In the fire service, the same can be said about our great leaders. Heck, our leaders are actually teaching the leaders of big business in today’s society. But, just like those in history, our most revered fire service leaders know that there is a larger cause and purpose to what they do. The point is that these men and women do what they do for the good of the organization and the profession.
There are many concepts and theories about what makes an effective leader. Some argue that great leaders are born with a character trait that you can’t teach while others argue that they have learned traits from observation and experiences. Obviously, I, as do many others believe, that it is a combination of both and other factors that make a person a leader.
I have seen members of our profession believe that they are leaders because they deem themselves as such or because they hold rank. Neither qualifies that person as a leader. In fact, I would argue that if a person touts that he is a leader, the truth is likely that he is not.
For those that are true leaders, we must find and mentor those who obtain the skills and attributes of and effective leader. Our profession deserves and demands that our leaders be skilled, educated, knowledgeable and experienced. Self appointed leaders end up causing great problems within an organization and are typically self-promoting. Again, we need leaders who put the whole above themselves without any fanfare or spectacle. The people you supervise will give you notice on how well your doing by following your example and becoming extraordinary.

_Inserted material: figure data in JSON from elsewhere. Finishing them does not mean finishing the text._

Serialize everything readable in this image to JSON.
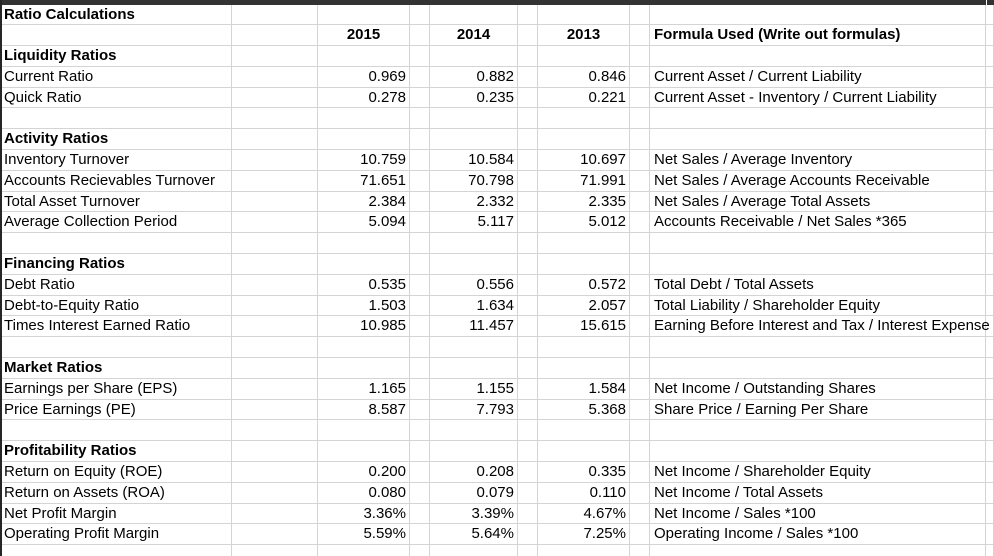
{
  "sheet": {
    "title": "Ratio Calculations",
    "header": {
      "years": [
        "2015",
        "2014",
        "2013"
      ],
      "formula_label": "Formula Used (Write out formulas)"
    },
    "sections": [
      {
        "name": "Liquidity Ratios",
        "rows": [
          {
            "label": "Current Ratio",
            "values": [
              "0.969",
              "0.882",
              "0.846"
            ],
            "formula": "Current Asset / Current Liability"
          },
          {
            "label": "Quick Ratio",
            "values": [
              "0.278",
              "0.235",
              "0.221"
            ],
            "formula": "Current Asset - Inventory / Current Liability"
          }
        ]
      },
      {
        "name": "Activity Ratios",
        "rows": [
          {
            "label": "Inventory Turnover",
            "values": [
              "10.759",
              "10.584",
              "10.697"
            ],
            "formula": "Net Sales / Average Inventory"
          },
          {
            "label": "Accounts Recievables Turnover",
            "values": [
              "71.651",
              "70.798",
              "71.991"
            ],
            "formula": "Net Sales / Average Accounts Receivable"
          },
          {
            "label": "Total Asset Turnover",
            "values": [
              "2.384",
              "2.332",
              "2.335"
            ],
            "formula": "Net Sales / Average Total Assets"
          },
          {
            "label": "Average Collection Period",
            "values": [
              "5.094",
              "5.117",
              "5.012"
            ],
            "formula": "Accounts Receivable / Net Sales *365"
          }
        ]
      },
      {
        "name": "Financing Ratios",
        "rows": [
          {
            "label": "Debt Ratio",
            "values": [
              "0.535",
              "0.556",
              "0.572"
            ],
            "formula": "Total Debt / Total Assets"
          },
          {
            "label": "Debt-to-Equity Ratio",
            "values": [
              "1.503",
              "1.634",
              "2.057"
            ],
            "formula": "Total Liability / Shareholder Equity"
          },
          {
            "label": "Times Interest Earned Ratio",
            "values": [
              "10.985",
              "11.457",
              "15.615"
            ],
            "formula": "Earning Before Interest and Tax / Interest Expense"
          }
        ]
      },
      {
        "name": "Market Ratios",
        "rows": [
          {
            "label": "Earnings per Share (EPS)",
            "values": [
              "1.165",
              "1.155",
              "1.584"
            ],
            "formula": "Net Income / Outstanding Shares"
          },
          {
            "label": "Price Earnings (PE)",
            "values": [
              "8.587",
              "7.793",
              "5.368"
            ],
            "formula": "Share Price / Earning Per Share"
          }
        ]
      },
      {
        "name": "Profitability Ratios",
        "rows": [
          {
            "label": "Return on Equity (ROE)",
            "values": [
              "0.200",
              "0.208",
              "0.335"
            ],
            "formula": "Net Income / Shareholder Equity"
          },
          {
            "label": "Return on Assets (ROA)",
            "values": [
              "0.080",
              "0.079",
              "0.110"
            ],
            "formula": "Net Income / Total Assets"
          },
          {
            "label": "Net Profit Margin",
            "values": [
              "3.36%",
              "3.39%",
              "4.67%"
            ],
            "formula": "Net Income / Sales *100"
          },
          {
            "label": "Operating Profit Margin",
            "values": [
              "5.59%",
              "5.64%",
              "7.25%"
            ],
            "formula": "Operating Income / Sales *100"
          }
        ]
      }
    ]
  },
  "colors": {
    "background": "#ffffff",
    "text": "#000000",
    "gridline": "#d4d4d4",
    "top_strip": "#333333",
    "left_edge": "#262626"
  }
}
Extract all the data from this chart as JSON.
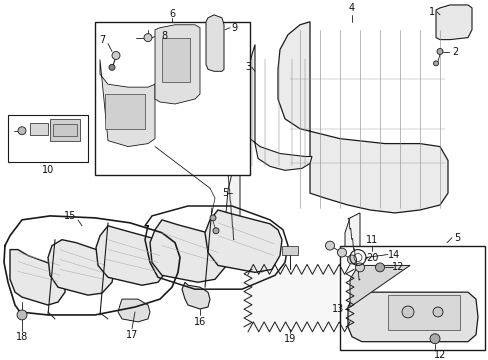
{
  "bg": "#ffffff",
  "lc": "#1a1a1a",
  "fig_w": 4.89,
  "fig_h": 3.6,
  "dpi": 100,
  "fs": 7.0
}
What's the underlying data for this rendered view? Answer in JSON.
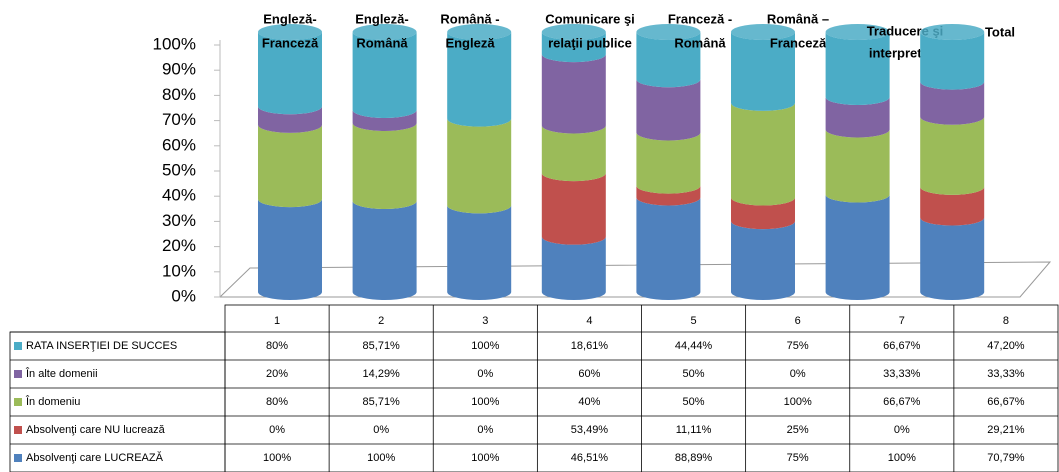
{
  "chart_data": {
    "type": "stacked-cylinder-table",
    "course_labels": [
      [
        "Engleză-",
        "Franceză"
      ],
      [
        "Engleză-",
        "Română"
      ],
      [
        "Română -",
        "Engleză"
      ],
      [
        "Comunicare şi",
        "relaţii publice"
      ],
      [
        "Franceză -",
        "Română"
      ],
      [
        "Română –",
        "Franceză"
      ],
      [
        "Traducere şi",
        "interpretare"
      ],
      [
        "Total"
      ]
    ],
    "categories": [
      "1",
      "2",
      "3",
      "4",
      "5",
      "6",
      "7",
      "8"
    ],
    "ylim": [
      0,
      100
    ],
    "yticks": [
      {
        "value": 0,
        "label": "0%"
      },
      {
        "value": 10,
        "label": "10%"
      },
      {
        "value": 20,
        "label": "20%"
      },
      {
        "value": 30,
        "label": "30%"
      },
      {
        "value": 40,
        "label": "40%"
      },
      {
        "value": 50,
        "label": "50%"
      },
      {
        "value": 60,
        "label": "60%"
      },
      {
        "value": 70,
        "label": "70%"
      },
      {
        "value": 80,
        "label": "80%"
      },
      {
        "value": 90,
        "label": "90%"
      },
      {
        "value": 100,
        "label": "100%"
      }
    ],
    "series": [
      {
        "name": "RATA INSERŢIEI DE SUCCES",
        "color": "#4bacc6",
        "values": [
          80,
          85.71,
          100,
          18.61,
          44.44,
          75,
          66.67,
          47.2
        ],
        "value_labels": [
          "80%",
          "85,71%",
          "100%",
          "18,61%",
          "44,44%",
          "75%",
          "66,67%",
          "47,20%"
        ]
      },
      {
        "name": "În alte domenii",
        "color": "#8064a2",
        "values": [
          20,
          14.29,
          0,
          60,
          50,
          0,
          33.33,
          33.33
        ],
        "value_labels": [
          "20%",
          "14,29%",
          "0%",
          "60%",
          "50%",
          "0%",
          "33,33%",
          "33,33%"
        ]
      },
      {
        "name": "În domeniu",
        "color": "#9bbb59",
        "values": [
          80,
          85.71,
          100,
          40,
          50,
          100,
          66.67,
          66.67
        ],
        "value_labels": [
          "80%",
          "85,71%",
          "100%",
          "40%",
          "50%",
          "100%",
          "66,67%",
          "66,67%"
        ]
      },
      {
        "name": "Absolvenţi care NU lucrează",
        "color": "#c0504d",
        "values": [
          0,
          0,
          0,
          53.49,
          11.11,
          25,
          0,
          29.21
        ],
        "value_labels": [
          "0%",
          "0%",
          "0%",
          "53,49%",
          "11,11%",
          "25%",
          "0%",
          "29,21%"
        ]
      },
      {
        "name": "Absolvenţi care LUCREAZĂ",
        "color": "#4f81bd",
        "values": [
          100,
          100,
          100,
          46.51,
          88.89,
          75,
          100,
          70.79
        ],
        "value_labels": [
          "100%",
          "100%",
          "100%",
          "46,51%",
          "88,89%",
          "75%",
          "100%",
          "70,79%"
        ]
      }
    ]
  }
}
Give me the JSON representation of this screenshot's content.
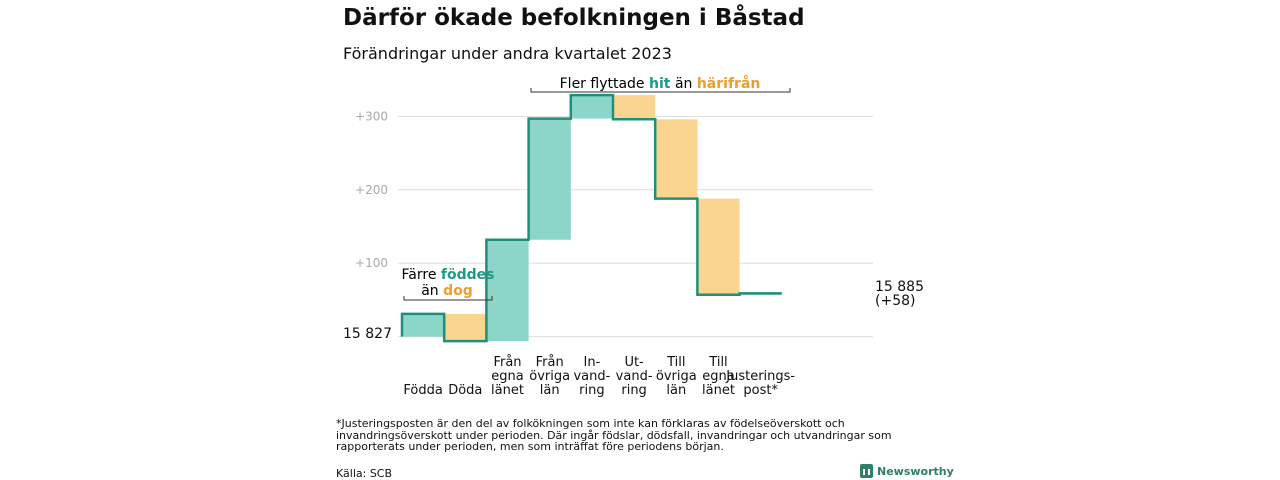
{
  "title": "Därför ökade befolkningen i Båstad",
  "subtitle": "Förändringar under andra kvartalet 2023",
  "colors": {
    "increase": "#8cd6c9",
    "decrease": "#fad58f",
    "line": "#1f8f7a",
    "hit": "#1f9a85",
    "harifran": "#e8a02b",
    "grid": "#dddddd",
    "tick": "#aaaaaa"
  },
  "chart_data": {
    "type": "waterfall",
    "title": "Därför ökade befolkningen i Båstad",
    "subtitle": "Förändringar under andra kvartalet 2023",
    "baseline": 15827,
    "start_label": "15  827",
    "end_label_line1": "15 885",
    "end_label_line2": "(+58)",
    "yticks": [
      "+100",
      "+200",
      "+300"
    ],
    "ylim": [
      -10,
      340
    ],
    "steps": [
      {
        "label_lines": [
          "Födda"
        ],
        "value": 31
      },
      {
        "label_lines": [
          "Döda"
        ],
        "value": -37
      },
      {
        "label_lines": [
          "Från",
          "egna",
          "länet"
        ],
        "value": 138
      },
      {
        "label_lines": [
          "Från",
          "övriga",
          "län"
        ],
        "value": 165
      },
      {
        "label_lines": [
          "In-",
          "vand-",
          "ring"
        ],
        "value": 32
      },
      {
        "label_lines": [
          "Ut-",
          "vand-",
          "ring"
        ],
        "value": -33
      },
      {
        "label_lines": [
          "Till",
          "övriga",
          "län"
        ],
        "value": -108
      },
      {
        "label_lines": [
          "Till",
          "egna",
          "länet"
        ],
        "value": -131
      },
      {
        "label_lines": [
          "Justerings-",
          "post*"
        ],
        "value": 2
      }
    ],
    "annotations": {
      "born": {
        "line1": "Färre",
        "word1": "föddes",
        "line2a": "än",
        "word2": "dog"
      },
      "moved": {
        "pre": "Fler flyttade",
        "word1": "hit",
        "mid": "än",
        "word2": "härifrån"
      }
    }
  },
  "footnote": "*Justeringsposten är den del av folkökningen som inte kan förklaras av födelseöverskott och invandringsöverskott under perioden. Där ingår födslar, dödsfall, invandringar och utvandringar som rapporterats under perioden, men som inträffat före periodens början.",
  "source": "Källa: SCB",
  "brand": "Newsworthy"
}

One concept that I truly believe that fire service leaders must understand is that they have to meet the needs of the members. Not give in or be submissive to avoid conflict. I mean that great leaders understand and recognize what their organization needs and can set a path to achieve those goals. This will require the leader to be dynamic and fluid and again, requires foresight and the understanding that the organization is most important.
Remember, if you do not meet the needs and are not on the same goal path as your followers, you will not be respected and you will not be an effective leader. You must obtain the respect of your people by being honorable, fair, just and committed. The best leaders typically will lead by example and the members see this in a positive light.
I guess the point I am trying to make is that rank and title do not “entitle” a person to be a leader. There are some great leaders who have never been promoted or who did not want promotion. On the other side, we have chief officers who are dysfunctional as leaders even though they have been promoted.
An effective leader understands that respect is earned and not demanded. Those who follow want to be led in the right direction and the organization will suffer if there are not adequate leaders at the helm.
Take pride in what you do. Have the integrity to do the right things when it is not popular. Be just and honest and you will become a great leader.